Dulmage was a member of the Geo. & Wm Finzel's Band and Orchestra.

Throughout his songwriting career, he collaborated with lyricist Richard W. Pascoe. The two wrote the songs "Tenderly Think of Me" and "When It's Night Time in Nevada." The latter was featured in the movie Night Time in Nevada, which starred Roy Rogers. Besides this film, Dulmage also wrote the soundtracks to The Gene Autry Show (1948) and The Black Rider (1950).

Dulmage was the composer of three World War I songs: Say—You Haven't Sacrificed at All!, H-O-M-E Spells Where I Long to Be, and A Laddie in France is Dreaming, Little Girlie, of You.

In the 1940s, Will was the proprietor of a music store. Each of his family members had a role in the running of the store. His wife worked as the treasurer and his son was a salesman.

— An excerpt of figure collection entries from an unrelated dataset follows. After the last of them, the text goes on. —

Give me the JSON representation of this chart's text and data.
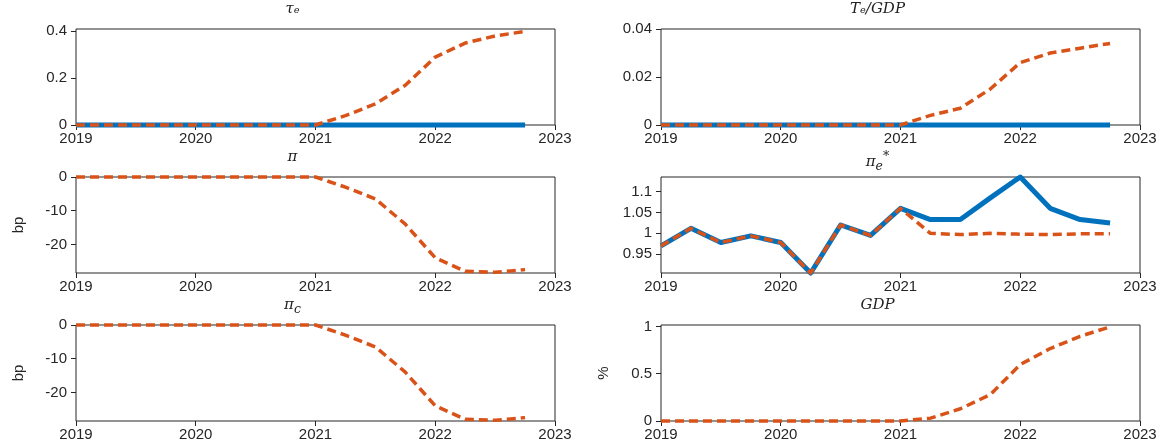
{
  "chart_data": [
    {
      "type": "line",
      "title": "τₑ",
      "x": [
        2019,
        2019.25,
        2019.5,
        2019.75,
        2020,
        2020.25,
        2020.5,
        2020.75,
        2021,
        2021.25,
        2021.5,
        2021.75,
        2022,
        2022.25,
        2022.5,
        2022.75
      ],
      "xlim": [
        2019,
        2023
      ],
      "xticks": [
        2019,
        2020,
        2021,
        2022,
        2023
      ],
      "ylim": [
        0,
        0.41
      ],
      "yticks": [
        0,
        0.2,
        0.4
      ],
      "grid": false,
      "legend": false,
      "series": [
        {
          "color": "#0072bd",
          "line_style": "solid",
          "values": [
            0,
            0,
            0,
            0,
            0,
            0,
            0,
            0,
            0,
            0,
            0,
            0,
            0,
            0,
            0,
            0
          ]
        },
        {
          "color": "#d95319",
          "line_style": "dashed",
          "values": [
            0,
            0,
            0,
            0,
            0,
            0,
            0,
            0,
            0,
            0.04,
            0.09,
            0.17,
            0.29,
            0.35,
            0.38,
            0.4
          ]
        }
      ]
    },
    {
      "type": "line",
      "title": "Tₑ/GDP",
      "x": [
        2019,
        2019.25,
        2019.5,
        2019.75,
        2020,
        2020.25,
        2020.5,
        2020.75,
        2021,
        2021.25,
        2021.5,
        2021.75,
        2022,
        2022.25,
        2022.5,
        2022.75
      ],
      "xlim": [
        2019,
        2023
      ],
      "xticks": [
        2019,
        2020,
        2021,
        2022,
        2023
      ],
      "ylim": [
        0,
        0.04
      ],
      "yticks": [
        0,
        0.02,
        0.04
      ],
      "grid": false,
      "legend": false,
      "series": [
        {
          "color": "#0072bd",
          "line_style": "solid",
          "values": [
            0,
            0,
            0,
            0,
            0,
            0,
            0,
            0,
            0,
            0,
            0,
            0,
            0,
            0,
            0,
            0
          ]
        },
        {
          "color": "#d95319",
          "line_style": "dashed",
          "values": [
            0,
            0,
            0,
            0,
            0,
            0,
            0,
            0,
            0,
            0.004,
            0.007,
            0.015,
            0.026,
            0.03,
            0.032,
            0.034
          ]
        }
      ]
    },
    {
      "type": "line",
      "title": "π",
      "ylabel": "bp",
      "x": [
        2019,
        2019.25,
        2019.5,
        2019.75,
        2020,
        2020.25,
        2020.5,
        2020.75,
        2021,
        2021.25,
        2021.5,
        2021.75,
        2022,
        2022.25,
        2022.5,
        2022.75
      ],
      "xlim": [
        2019,
        2023
      ],
      "xticks": [
        2019,
        2020,
        2021,
        2022,
        2023
      ],
      "ylim": [
        -28.5,
        0
      ],
      "yticks": [
        -20,
        -10,
        0
      ],
      "grid": false,
      "legend": false,
      "series": [
        {
          "color": "#d95319",
          "line_style": "dashed",
          "values": [
            0,
            0,
            0,
            0,
            0,
            0,
            0,
            0,
            0,
            -3,
            -6.5,
            -14,
            -24,
            -28,
            -28.3,
            -27.5
          ]
        }
      ]
    },
    {
      "type": "line",
      "title": "π$_{e}$$^{*}$",
      "x": [
        2019,
        2019.25,
        2019.5,
        2019.75,
        2020,
        2020.25,
        2020.5,
        2020.75,
        2021,
        2021.25,
        2021.5,
        2021.75,
        2022,
        2022.25,
        2022.5,
        2022.75
      ],
      "xlim": [
        2019,
        2023
      ],
      "xticks": [
        2019,
        2020,
        2021,
        2022,
        2023
      ],
      "ylim": [
        0.905,
        1.135
      ],
      "yticks": [
        0.95,
        1,
        1.05,
        1.1
      ],
      "grid": false,
      "legend": false,
      "series": [
        {
          "color": "#0072bd",
          "line_style": "solid",
          "values": [
            0.97,
            1.012,
            0.978,
            0.994,
            0.978,
            0.905,
            1.02,
            0.995,
            1.06,
            1.033,
            1.033,
            1.085,
            1.135,
            1.06,
            1.033,
            1.025
          ]
        },
        {
          "color": "#d95319",
          "line_style": "dashed",
          "values": [
            0.97,
            1.012,
            0.978,
            0.994,
            0.978,
            0.905,
            1.02,
            0.995,
            1.06,
            1.0,
            0.997,
            1.0,
            0.998,
            0.997,
            0.999,
            0.999
          ]
        }
      ]
    },
    {
      "type": "line",
      "title": "π$_{c}$",
      "ylabel": "bp",
      "x": [
        2019,
        2019.25,
        2019.5,
        2019.75,
        2020,
        2020.25,
        2020.5,
        2020.75,
        2021,
        2021.25,
        2021.5,
        2021.75,
        2022,
        2022.25,
        2022.5,
        2022.75
      ],
      "xlim": [
        2019,
        2023
      ],
      "xticks": [
        2019,
        2020,
        2021,
        2022,
        2023
      ],
      "ylim": [
        -28.5,
        0
      ],
      "yticks": [
        -20,
        -10,
        0
      ],
      "grid": false,
      "legend": false,
      "series": [
        {
          "color": "#d95319",
          "line_style": "dashed",
          "values": [
            0,
            0,
            0,
            0,
            0,
            0,
            0,
            0,
            0,
            -3,
            -6.5,
            -14,
            -24,
            -28,
            -28.3,
            -27.5
          ]
        }
      ]
    },
    {
      "type": "line",
      "title": "GDP",
      "ylabel": "%",
      "x": [
        2019,
        2019.25,
        2019.5,
        2019.75,
        2020,
        2020.25,
        2020.5,
        2020.75,
        2021,
        2021.25,
        2021.5,
        2021.75,
        2022,
        2022.25,
        2022.5,
        2022.75
      ],
      "xlim": [
        2019,
        2023
      ],
      "xticks": [
        2019,
        2020,
        2021,
        2022,
        2023
      ],
      "ylim": [
        0,
        1.02
      ],
      "yticks": [
        0,
        0.5,
        1
      ],
      "grid": false,
      "legend": false,
      "series": [
        {
          "color": "#d95319",
          "line_style": "dashed",
          "values": [
            0,
            0,
            0,
            0,
            0,
            0,
            0,
            0,
            0,
            0.03,
            0.13,
            0.28,
            0.6,
            0.77,
            0.9,
            1.0
          ]
        }
      ]
    }
  ]
}
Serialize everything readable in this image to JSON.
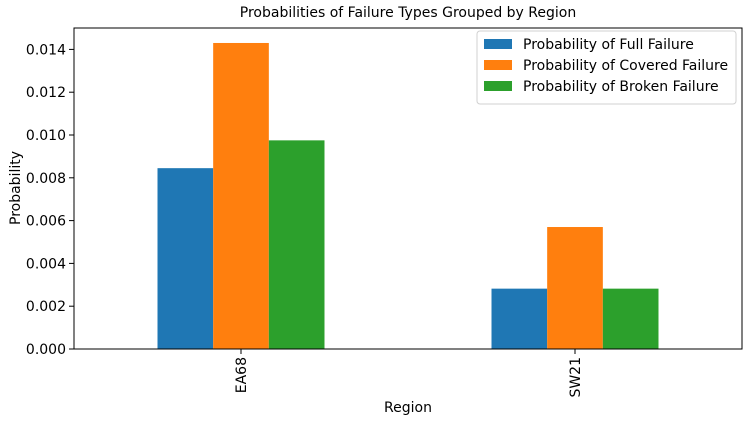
{
  "chart_data": {
    "type": "bar",
    "title": "Probabilities of Failure Types Grouped by Region",
    "xlabel": "Region",
    "ylabel": "Probability",
    "categories": [
      "EA68",
      "SW21"
    ],
    "series": [
      {
        "name": "Probability of Full Failure",
        "color": "#1f77b4",
        "values": [
          0.00845,
          0.00282
        ]
      },
      {
        "name": "Probability of Covered Failure",
        "color": "#ff7f0e",
        "values": [
          0.0143,
          0.0057
        ]
      },
      {
        "name": "Probability of Broken Failure",
        "color": "#2ca02c",
        "values": [
          0.00975,
          0.00282
        ]
      }
    ],
    "yticks": [
      "0.000",
      "0.002",
      "0.004",
      "0.006",
      "0.008",
      "0.010",
      "0.012",
      "0.014"
    ],
    "ylim": [
      0,
      0.015
    ],
    "grid": false,
    "legend_position": "top-right"
  }
}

In January 1947, Dulmage joined the American Society of Composers, Authors and Publishers.

==Selected works==
- On the Highway to Galilee: Sacred Song. With H.A. Kelly. 1934. D.L. Schroeder.
- When It's Night-Time in Nevada. With Richard W. Pascoe and H. O'Reilly Clint. 1931. Jenkins Music.
- Tenderly Think of Me. With Louis Forbstein. 1926. J.W. Jenkins Sons.
- Dreaming the Hours Away. 1926.
- Faded Love Letters. With Billy Jones, Ernest Hare, Luella Lockwood Moore, and Richard W. Pascoe. 1923. Brunswick.
- Say—You Haven't Sacrificed at All!. With J. Fred Lawton. 1918. Chas E. Roat Music Co.
- H-O-M-E Spells Where I Long To Be. With Eddie MacGrath and J. Fred Lawton. 1918. Eddie McGrath Publishing Co.
- A Laddie in France is Dreaming (Little Girlie of You). With Eddie McGrath. 1918. Eddie McGrath Publishing Co.